Stool sample of a human patient with HUS infected with EHEC O157:H7 grown on enterohemolysin agar ( 57 ). Morphological differences between the hemolysis zones on enterohemolysin agar facilitate the detection of enterohemolytic, ehlyA-positive STEC strains. Plating of 10-fold dilutions from stool enrichment cultures grown in tryptic soy broth for detection of enterohemolytic, presumptive STEC colonies. Four morphologically different types of bacteria designated from A to D were detected: A, alpha-hemolysin producing, Stx-negative E. coli; B, hemolysin-negative Enterobacteriaceae; C, enterohemolytic (ehlyA)-positive STEC O157:H7; D, Pseudomonas aeruginosa.

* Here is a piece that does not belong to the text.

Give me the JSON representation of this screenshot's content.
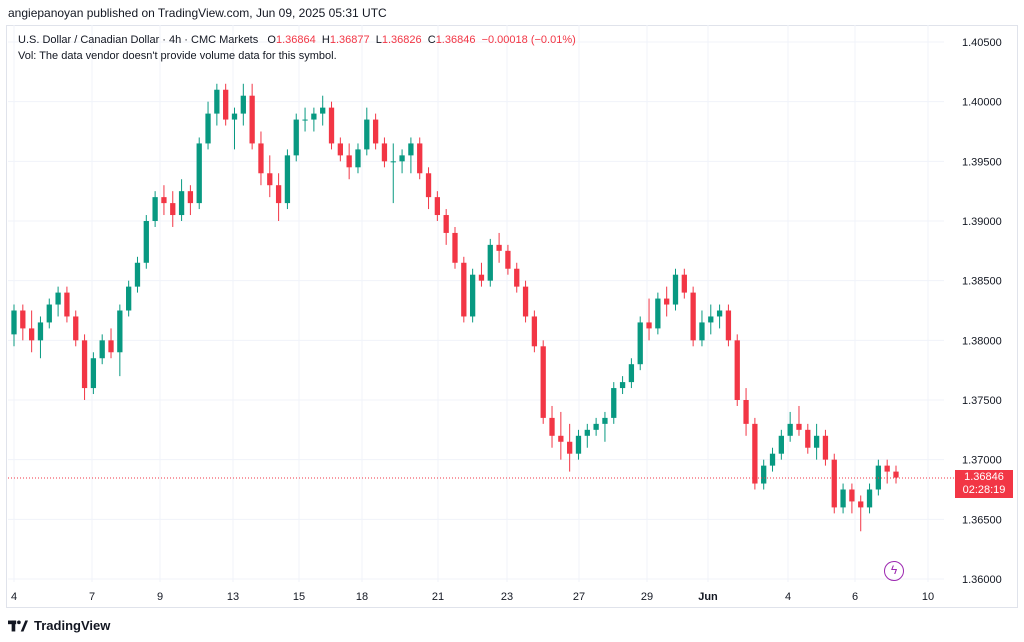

Enhancement of selectivity for isolation of STEC from bovine fecal samples on enterohemolysin agar supplemented with vancomycin. (A) Growth of enterohemolytic STEC colonies from a sample of bovine feces on enterohemolysin agar supplemented with 8 mg/liter of vancomycin. The gram-positive flora is suppressed. (B) Growth of enterohemolytic STEC colonies from the same sample of bovine feces on nonselective enterohemolysin agar. The abundant gram-positive flora overgrows STEC present in the sample.